No mining, polluting units in eco-sensitive zones, says Javadekar

July 08, 2015 04:42 am | Updated November 16, 2021 05:24 pm IST - NEW DELHI

Over 4,000 villages fall in the proposed eco-sensitive zones of the Western Ghats in five States. File photo

Over 4,000 villages fall in the proposed eco-sensitive zones of the Western Ghats in five States. File photo

Union Environment Minister Prakash Javadekar held a review meeting with State Environment and Forests Ministers here on Tuesday to review the progress of demarcation of Ecologically Sensitive Areas (ESA) in the Western Ghats region and discuss the further course of action in keeping with the recommendations of the 2013 Kasturirangan Committee report.

Mr. Javadekar said that as per the report, commercial mining and polluting industries would be strictly banned in areas identified as eco sensitive zones.

The meeting was attended by Environment Ministers of Karnataka, (Ramanath Rai) and Gujarat (Mannubhai Patel), and senior environment and forests department officials of Goa, Maharashtra, Tamil Nadu and Kerala. Mr. Javadekar said that earlier people were misled to believe that the Kasturirangan report would destroy the livelihood prospects of people living in the Western Ghats forest regions, but such rumours should not be believed. “Only in places demarcated as ecologically sensitive zones, commercial mining and polluting industries would not be started. Every State will be given full opportunity for development works and the Union Ministry is currently going through the proposals submitted by State Ministers,” he said, adding that since more than 4,000 villages fell in the proposed eco-sensitive zones, consultation with local population was on to seek their recommendation on the plan of action and the process would be completed by month-end.
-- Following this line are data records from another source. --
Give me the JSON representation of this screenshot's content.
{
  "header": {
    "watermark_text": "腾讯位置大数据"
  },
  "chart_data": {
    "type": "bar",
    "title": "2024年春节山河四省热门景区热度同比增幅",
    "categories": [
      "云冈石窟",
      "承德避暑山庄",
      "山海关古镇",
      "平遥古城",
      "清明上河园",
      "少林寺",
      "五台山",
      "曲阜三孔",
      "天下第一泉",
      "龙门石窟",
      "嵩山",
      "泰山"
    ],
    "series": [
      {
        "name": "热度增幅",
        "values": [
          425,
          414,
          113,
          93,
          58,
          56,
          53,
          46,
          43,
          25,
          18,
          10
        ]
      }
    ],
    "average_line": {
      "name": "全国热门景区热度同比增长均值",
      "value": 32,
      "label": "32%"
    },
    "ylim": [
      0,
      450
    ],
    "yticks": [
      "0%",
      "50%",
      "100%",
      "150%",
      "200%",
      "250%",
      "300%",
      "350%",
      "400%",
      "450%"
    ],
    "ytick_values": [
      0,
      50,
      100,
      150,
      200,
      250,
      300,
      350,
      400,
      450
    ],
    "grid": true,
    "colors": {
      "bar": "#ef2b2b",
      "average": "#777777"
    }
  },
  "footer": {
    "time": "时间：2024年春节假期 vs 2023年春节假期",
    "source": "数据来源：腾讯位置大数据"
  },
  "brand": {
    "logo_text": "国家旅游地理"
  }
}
The final notification on demarcation of eco-sensitive zones and mining and polluting industries to be banned would be available by August.

‘No action on ground’

Renowned ecologist Madhav Gadgil, who had authored the earlier report on conserving the Western Ghats’ ecology, told The Hindu that though the need for a participatory process of decision-making regarding promotion of development projects in the Western Ghats region was proposed by him in his report, the ground reality was different.

He cited the recently submitted Justice M.B. Shah Commission report on illegal mining in Goa, which had exposed Rs. 35,000 crore worth illegal mining in the State. “Local communities bearing the brunt of such illegal mining activities have no say in addressing the issues on the ground,” he said.